任野以为他是嫌弃味道不好。
“不是挂面。文君姐蒸完馒头剩了点面,刚好够扯一碗面条。”他难得又多说了一句,“不想吃可以给我。”
苗霖羽却是想知道,为什么独独给自己下了碗面,他记得自己并没有对面条表现出任何偏好。
朱思苒咽下了一口蔬菜粥,露出幸福的表情,“味道好好啊。我爸妈还说这是变形记让我来吃苦,变形记哪有味道这么好的饭。”
隔了一个座位的沈桦伸着头问她:“你们家不会以为这是变形记特才特地让你过来的吧?”
“是啊,”朱思苒也伸着头回他,“是啊,他们一看去山里,就急不可待地替我答应了。”
大家都清楚这八成是个玩笑话,朱思苒这性子一看就知道是受着宠长大的,哪可能被送来受苦。席间被她这一打岔愉快不少,原本陌生的人这下真切有了要生活在一起的意识,轮流介绍起自己参加节目的原因。
沈桦来这是为了找灵感,他在为一场摄影比赛做准备。颜溪与秦文君的说辞大差不差,来放松心情。
不可否认,苗霖羽有些好奇任野来这的原因。他想知道这些年过去,自己现在是否还能在对方心里成为需要考虑的因素。
如果是,他为什么现在才出现在自己面前,之前那么多时间去哪了。如果不是,那他来这是为了什么。
好吧。他在意的要死。
“来救场的。”没一会儿,熟悉的声音说。
苗霖羽悬着的心终于是死了,他紧接用半死不活的语气抱怨:“被经纪人赶来的。”
这句话同朱思苒的说法差不多。引得沈桦又探头过来问:“小羽哥,你经纪人很严厉吗?”
“没有,”他摇摇头,“都是因为我平时不上进。”
“出道就提名最佳男配还算不上进吗?。”
“算。”他可还记得,在坐的六位只有他没拿过奖,提名算什么。
除了任野与沈桦,其他四人平时都有节食的习惯,这会敞开吃也吃不下太多。吃完聊完,桌上饭菜还剩了不少。

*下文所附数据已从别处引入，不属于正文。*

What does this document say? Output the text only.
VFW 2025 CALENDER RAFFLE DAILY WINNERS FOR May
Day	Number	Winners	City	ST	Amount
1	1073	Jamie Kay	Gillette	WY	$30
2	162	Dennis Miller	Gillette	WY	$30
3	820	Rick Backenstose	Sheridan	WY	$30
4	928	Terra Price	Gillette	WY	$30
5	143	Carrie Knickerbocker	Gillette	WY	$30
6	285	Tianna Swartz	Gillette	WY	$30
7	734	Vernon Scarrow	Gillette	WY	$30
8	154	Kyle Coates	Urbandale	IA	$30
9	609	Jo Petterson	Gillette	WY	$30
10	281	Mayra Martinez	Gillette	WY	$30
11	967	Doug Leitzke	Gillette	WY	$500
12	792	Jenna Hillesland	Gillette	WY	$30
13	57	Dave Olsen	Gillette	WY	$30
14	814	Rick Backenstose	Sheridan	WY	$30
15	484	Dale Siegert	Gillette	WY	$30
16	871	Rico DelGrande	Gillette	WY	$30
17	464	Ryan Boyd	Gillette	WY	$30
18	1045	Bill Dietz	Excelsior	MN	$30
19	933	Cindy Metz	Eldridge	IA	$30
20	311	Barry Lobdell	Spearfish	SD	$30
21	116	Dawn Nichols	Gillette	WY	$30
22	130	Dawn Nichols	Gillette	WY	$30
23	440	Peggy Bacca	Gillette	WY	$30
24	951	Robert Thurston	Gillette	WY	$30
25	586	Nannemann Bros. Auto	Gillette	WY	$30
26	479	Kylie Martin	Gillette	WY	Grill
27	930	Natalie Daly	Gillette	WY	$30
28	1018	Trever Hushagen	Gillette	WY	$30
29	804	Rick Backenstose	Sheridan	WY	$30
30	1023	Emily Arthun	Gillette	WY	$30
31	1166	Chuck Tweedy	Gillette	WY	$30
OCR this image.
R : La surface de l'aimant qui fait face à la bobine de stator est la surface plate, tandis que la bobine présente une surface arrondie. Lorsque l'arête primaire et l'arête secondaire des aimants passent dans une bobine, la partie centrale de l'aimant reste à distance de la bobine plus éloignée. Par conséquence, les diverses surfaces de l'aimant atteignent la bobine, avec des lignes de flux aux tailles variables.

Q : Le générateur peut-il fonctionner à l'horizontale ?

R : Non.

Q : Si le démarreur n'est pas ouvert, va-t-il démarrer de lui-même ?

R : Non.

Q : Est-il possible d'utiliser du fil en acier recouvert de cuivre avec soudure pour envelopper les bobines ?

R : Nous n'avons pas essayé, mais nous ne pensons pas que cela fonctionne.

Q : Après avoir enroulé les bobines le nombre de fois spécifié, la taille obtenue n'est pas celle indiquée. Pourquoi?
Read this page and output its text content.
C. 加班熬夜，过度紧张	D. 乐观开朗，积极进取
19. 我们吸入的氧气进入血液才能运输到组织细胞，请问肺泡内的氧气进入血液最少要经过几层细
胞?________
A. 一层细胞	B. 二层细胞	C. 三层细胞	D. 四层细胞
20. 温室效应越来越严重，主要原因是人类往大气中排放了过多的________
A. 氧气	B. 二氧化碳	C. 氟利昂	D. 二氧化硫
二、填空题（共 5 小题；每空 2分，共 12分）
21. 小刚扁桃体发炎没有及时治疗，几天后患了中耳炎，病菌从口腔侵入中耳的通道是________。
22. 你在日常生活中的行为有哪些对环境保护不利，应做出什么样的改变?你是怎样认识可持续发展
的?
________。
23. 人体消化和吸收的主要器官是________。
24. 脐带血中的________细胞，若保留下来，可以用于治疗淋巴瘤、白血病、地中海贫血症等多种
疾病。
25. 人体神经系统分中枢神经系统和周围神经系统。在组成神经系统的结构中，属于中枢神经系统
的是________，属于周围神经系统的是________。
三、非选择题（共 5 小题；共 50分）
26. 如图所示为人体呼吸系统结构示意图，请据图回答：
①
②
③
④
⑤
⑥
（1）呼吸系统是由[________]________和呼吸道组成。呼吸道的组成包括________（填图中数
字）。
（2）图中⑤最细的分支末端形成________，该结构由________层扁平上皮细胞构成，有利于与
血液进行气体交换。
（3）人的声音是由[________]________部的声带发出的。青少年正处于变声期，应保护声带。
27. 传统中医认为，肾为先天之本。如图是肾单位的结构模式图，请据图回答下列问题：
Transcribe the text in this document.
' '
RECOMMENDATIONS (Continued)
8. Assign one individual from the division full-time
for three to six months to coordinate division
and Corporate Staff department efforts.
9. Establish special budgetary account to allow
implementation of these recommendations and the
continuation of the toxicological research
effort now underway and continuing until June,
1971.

苗霖雨拿起面前的啤酒罐晃了晃,没有响起水声,已然是空了。
酒是沈桦带来的,好心的导演组没有没收掉,让他们今晚的聚餐加了点老友重聚的味道。
成年前不被允许,成年后苗霖羽也没什么机会接触到酒精,这是他头回喝,两罐酒下肚便已经让他开始变得晕乎。
“颜溪哥唱一首吧。”
“对啊,对啊。来一首嘛。”
对面突然开始热闹起来,苗霖羽失散的注意力被吸引了过去。
在沈桦和朱思苒的起哄下,颜溪把吉他抱了出来,唱起了歌。他天生有把好嗓子,声色透亮,又带着少年人独有的纯情,听他唱歌算是种享受。

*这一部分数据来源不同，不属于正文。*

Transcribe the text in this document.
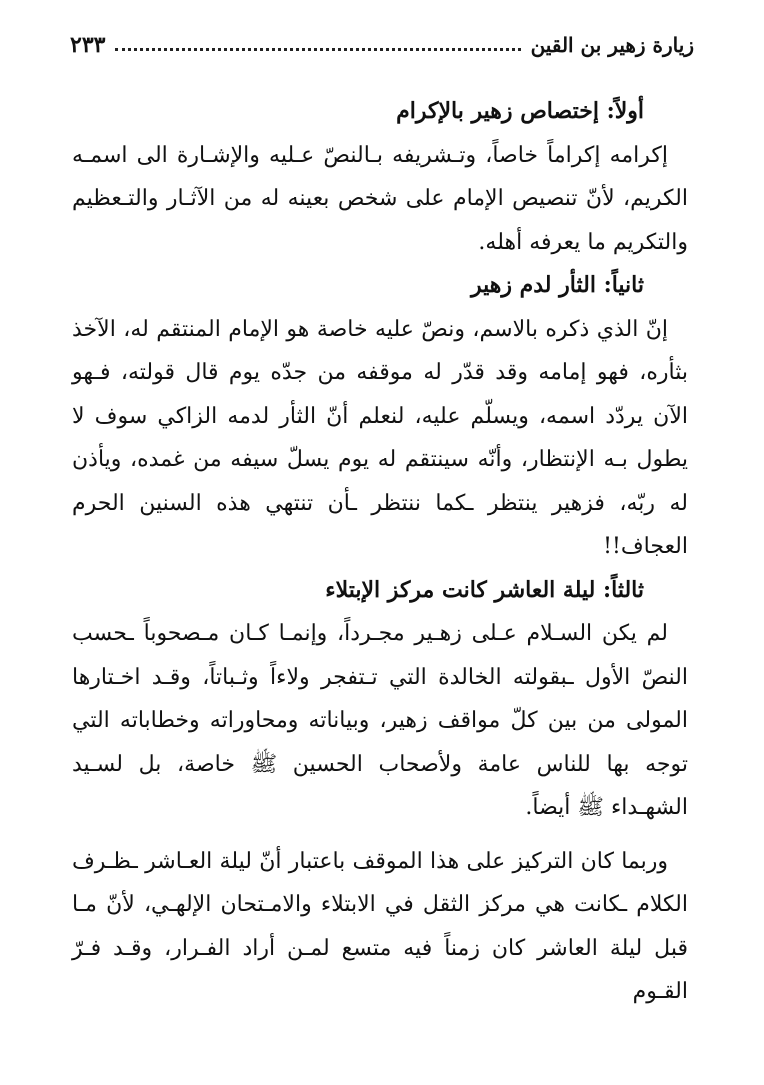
زيارة زهير بن القين
٢٣٣
أولاً: إختصاص زهير بالإكرام

إكرامه إكراماً خاصاً، وتـشريفه بـالنصّ عـليه والإشـارة الى اسمـه الكريم، لأنّ تنصيص الإمام على شخص بعينه له من الآثـار والتـعظيم والتكريم ما يعرفه أهله.

ثانياً: الثأر لدم زهير

إنّ الذي ذكره بالاسم، ونصّ عليه خاصة هو الإمام المنتقم له، الآخذ بثأره، فهو إمامه وقد قدّر له موقفه من جدّه يوم قال قولته، فـهو الآن يردّد اسمه، ويسلّم عليه، لنعلم أنّ الثأر لدمه الزاكي سوف لا يطول بـه الإنتظار، وأنّه سينتقم له يوم يسلّ سيفه من غمده، ويأذن له ربّه، فزهير ينتظر ـكما ننتظر ـأن تنتهي هذه السنين الحرم العجاف!!

ثالثاً: ليلة العاشر كانت مركز الإبتلاء

لم يكن السـلام عـلى زهـير مجـرداً، وإنمـا كـان مـصحوباً ـحسب النصّ الأول ـبقولته الخالدة التي تـتفجر ولاءاً وثـباتاً، وقـد اخـتارها المولى من بين كلّ مواقف زهير، وبياناته ومحاوراته وخطاباته التي توجه بها للناس عامة ولأصحاب الحسين ﷺ خاصة، بل لسـيد الشهـداء ﷺ أيضاً.

وربما كان التركيز على هذا الموقف باعتبار أنّ ليلة العـاشر ـظـرف الكلام ـكانت هي مركز الثقل في الابتلاء والامـتحان الإلهـي، لأنّ مـا قبل ليلة العاشر كان زمناً فيه متسع لمـن أراد الفـرار، وقـد فـرّ القـوم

脑袋越来越重,苗霖羽捧住了下巴,一动不动地听着。渐渐地,他的视线开始涣散,眼前弹着吉他的颜溪已经变成了三个。
前奏结束,颜溪唱起词来。是首挺老的歌,苗霖羽很久很久以前和任野在MP3里听过,他隐约记得几句词,歌名忘得一干二净。
“为何你不懂,只要有爱就有痛”
副歌时,一道道声音加入进去,苗霖羽一只耳朵里是吵人的蝉叫,另一只是大家的合唱。
“有一天你会知道,人生没有我并不会不同
人生已经太匆匆,我好害怕总是泪眼朦胧
忘了我就没有痛,将往事留在风中”
他听到旁边有人问他,“还好吗?”
是十分熟悉的声音,苗霖羽转过头去找声音的主人。
这人逆着光,只隐约看得清流畅的下颌线,苗霖羽盯了好半天才认出来。原来是他啊,是长大了的任野。
于是苗霖羽眷恋地半靠在他身上,头倚在任野的肩膀,一边抱住了对方的半截小臂。撒娇似地低喊了一声:“小野哥哥”。
旧日的称呼藏在了歌声和夏季蝉鸣里,却被任野清晰地捕捉到了。